The winners of the Change Our Mind Contest—and some reflections

by GiveWell

First place winners of GiveWell’s contest for critiques of their cost-effectiveness analyses:

They assigned two first place winners due to the quality of submissions, in addition to 8 honorable mentions, and $500 prizes for all others of the 49 entries meeting contest criteria.

They think the contest was worth doing, providing both new ideas, and increasing their prioritization on issues they were aware of but hadn’t addressed. Currently they expect the contest entries to shift the allocation of resources between programs, but think it’s unlikely they’ll lead to adding or removing programs from their list of recommended charities. They identified ~100 discrete suggestions from entries which they’re tracking and prioritizing now.

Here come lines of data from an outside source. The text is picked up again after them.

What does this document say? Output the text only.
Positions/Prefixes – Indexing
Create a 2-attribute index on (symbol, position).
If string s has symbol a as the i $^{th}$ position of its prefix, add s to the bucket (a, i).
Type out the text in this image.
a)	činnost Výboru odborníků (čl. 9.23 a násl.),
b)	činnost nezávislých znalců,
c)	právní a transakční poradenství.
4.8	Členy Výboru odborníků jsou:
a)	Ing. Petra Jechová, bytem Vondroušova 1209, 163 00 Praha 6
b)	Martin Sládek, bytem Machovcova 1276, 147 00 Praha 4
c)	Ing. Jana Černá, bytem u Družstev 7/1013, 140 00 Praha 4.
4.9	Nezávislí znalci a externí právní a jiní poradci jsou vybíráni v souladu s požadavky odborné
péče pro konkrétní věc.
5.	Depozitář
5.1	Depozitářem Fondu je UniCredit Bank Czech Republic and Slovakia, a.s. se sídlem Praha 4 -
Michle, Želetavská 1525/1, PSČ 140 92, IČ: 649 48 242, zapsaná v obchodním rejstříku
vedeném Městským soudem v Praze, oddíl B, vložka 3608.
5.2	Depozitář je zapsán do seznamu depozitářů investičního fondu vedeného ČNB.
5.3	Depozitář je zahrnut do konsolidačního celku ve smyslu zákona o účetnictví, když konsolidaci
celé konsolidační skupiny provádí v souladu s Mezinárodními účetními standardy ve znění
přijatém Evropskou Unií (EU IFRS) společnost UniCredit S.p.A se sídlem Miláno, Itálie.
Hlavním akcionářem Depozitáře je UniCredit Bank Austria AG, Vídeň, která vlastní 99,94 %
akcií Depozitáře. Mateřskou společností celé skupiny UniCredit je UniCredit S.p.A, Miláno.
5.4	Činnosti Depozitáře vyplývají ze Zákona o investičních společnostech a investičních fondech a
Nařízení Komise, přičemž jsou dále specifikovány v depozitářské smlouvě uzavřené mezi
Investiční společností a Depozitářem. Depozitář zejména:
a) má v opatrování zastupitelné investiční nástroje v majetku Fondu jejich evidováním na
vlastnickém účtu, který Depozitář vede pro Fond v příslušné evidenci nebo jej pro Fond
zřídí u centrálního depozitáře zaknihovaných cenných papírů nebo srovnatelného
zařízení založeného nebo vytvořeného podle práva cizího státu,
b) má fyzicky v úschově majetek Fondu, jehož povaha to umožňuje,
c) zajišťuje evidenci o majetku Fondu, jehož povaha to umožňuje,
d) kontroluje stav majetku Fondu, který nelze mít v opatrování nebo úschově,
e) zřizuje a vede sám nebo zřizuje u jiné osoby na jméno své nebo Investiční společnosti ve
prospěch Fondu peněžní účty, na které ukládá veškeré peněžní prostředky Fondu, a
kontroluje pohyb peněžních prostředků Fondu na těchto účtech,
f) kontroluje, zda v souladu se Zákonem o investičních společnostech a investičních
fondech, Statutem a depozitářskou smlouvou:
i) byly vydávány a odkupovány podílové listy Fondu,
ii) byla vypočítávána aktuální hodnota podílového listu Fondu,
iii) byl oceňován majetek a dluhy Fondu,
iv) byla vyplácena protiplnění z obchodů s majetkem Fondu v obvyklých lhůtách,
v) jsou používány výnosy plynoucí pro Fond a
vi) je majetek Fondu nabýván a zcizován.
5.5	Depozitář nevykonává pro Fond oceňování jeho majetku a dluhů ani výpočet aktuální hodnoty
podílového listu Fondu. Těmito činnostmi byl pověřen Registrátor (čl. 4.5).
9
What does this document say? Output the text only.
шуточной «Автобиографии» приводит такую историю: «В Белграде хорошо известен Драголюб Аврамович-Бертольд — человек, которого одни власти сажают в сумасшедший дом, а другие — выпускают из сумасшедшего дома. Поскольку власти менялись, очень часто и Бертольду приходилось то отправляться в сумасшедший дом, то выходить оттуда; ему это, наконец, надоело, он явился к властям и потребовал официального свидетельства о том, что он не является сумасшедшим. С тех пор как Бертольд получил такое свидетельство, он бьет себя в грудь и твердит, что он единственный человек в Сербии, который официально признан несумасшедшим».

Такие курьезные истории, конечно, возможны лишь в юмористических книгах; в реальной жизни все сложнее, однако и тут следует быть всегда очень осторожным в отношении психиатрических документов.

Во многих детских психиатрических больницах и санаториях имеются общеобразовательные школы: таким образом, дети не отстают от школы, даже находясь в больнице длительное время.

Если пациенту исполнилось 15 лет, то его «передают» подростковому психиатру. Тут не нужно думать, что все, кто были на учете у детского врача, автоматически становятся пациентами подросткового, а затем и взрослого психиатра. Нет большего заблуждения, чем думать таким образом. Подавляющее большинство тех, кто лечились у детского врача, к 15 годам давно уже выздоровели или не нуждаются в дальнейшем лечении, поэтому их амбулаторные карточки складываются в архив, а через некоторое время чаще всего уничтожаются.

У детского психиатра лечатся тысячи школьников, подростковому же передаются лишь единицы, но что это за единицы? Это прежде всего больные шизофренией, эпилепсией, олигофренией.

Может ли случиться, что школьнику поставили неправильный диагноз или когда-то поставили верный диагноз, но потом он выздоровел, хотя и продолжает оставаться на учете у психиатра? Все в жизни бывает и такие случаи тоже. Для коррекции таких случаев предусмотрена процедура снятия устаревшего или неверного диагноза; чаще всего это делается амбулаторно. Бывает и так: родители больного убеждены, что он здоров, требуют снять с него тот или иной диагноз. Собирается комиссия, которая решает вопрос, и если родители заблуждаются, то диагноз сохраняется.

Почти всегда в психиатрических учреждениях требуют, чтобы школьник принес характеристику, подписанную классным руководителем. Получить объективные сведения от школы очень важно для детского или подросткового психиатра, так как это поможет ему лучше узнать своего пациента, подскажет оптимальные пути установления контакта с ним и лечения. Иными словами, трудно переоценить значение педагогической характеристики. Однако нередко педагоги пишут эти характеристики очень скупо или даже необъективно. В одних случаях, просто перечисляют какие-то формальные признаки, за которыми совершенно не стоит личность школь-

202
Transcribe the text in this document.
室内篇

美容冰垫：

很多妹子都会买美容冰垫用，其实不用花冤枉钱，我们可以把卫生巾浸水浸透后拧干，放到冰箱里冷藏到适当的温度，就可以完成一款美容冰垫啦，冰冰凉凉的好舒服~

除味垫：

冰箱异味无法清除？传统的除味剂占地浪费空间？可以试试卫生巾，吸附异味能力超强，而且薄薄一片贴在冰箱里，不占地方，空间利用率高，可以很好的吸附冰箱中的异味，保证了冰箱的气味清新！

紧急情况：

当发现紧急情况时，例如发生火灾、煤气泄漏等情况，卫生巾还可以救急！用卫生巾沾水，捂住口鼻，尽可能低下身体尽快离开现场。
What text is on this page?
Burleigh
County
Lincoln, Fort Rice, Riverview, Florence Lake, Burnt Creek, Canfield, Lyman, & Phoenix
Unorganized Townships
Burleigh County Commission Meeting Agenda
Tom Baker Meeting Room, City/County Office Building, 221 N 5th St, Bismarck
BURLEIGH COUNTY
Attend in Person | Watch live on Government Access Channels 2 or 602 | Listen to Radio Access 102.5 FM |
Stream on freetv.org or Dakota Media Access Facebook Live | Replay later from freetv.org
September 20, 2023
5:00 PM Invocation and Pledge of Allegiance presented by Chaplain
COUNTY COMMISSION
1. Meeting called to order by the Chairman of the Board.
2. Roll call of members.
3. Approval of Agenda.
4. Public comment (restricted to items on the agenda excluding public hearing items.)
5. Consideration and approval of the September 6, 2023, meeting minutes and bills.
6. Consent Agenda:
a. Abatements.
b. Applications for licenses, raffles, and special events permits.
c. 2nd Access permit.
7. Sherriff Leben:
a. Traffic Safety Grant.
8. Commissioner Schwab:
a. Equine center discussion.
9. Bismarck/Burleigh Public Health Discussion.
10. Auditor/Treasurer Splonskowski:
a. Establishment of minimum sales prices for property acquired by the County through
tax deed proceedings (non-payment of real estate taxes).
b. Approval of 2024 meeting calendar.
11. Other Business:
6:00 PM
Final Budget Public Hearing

Announcing the Forecasting Research Institute (we’re hiring)

by Tegan

The Forecasting Research Institute (FRI) is a new organization focused on advancing the science of forecasting for the public good. Their strategy is based around:

  1. Filling in gaps in the science of forecasting eg. how to handle low probability events or complex topics that can’t be captured in a single forecast.

  2. Adapting forecast methods to practical purposes eg. identifying where forecasting could be most useful, and increasing decision-relevance of questions.

Concrete upcoming projects include developing a forecasting proficiency test to quickly identify accurate forecasters, identifying leading indicators of increased risk from AI, and exploring ways to judge and incentivize answers to far-future questions.

They have open, fully remote positions for research analysts, data analysts, content editors and research assistants. Apply here.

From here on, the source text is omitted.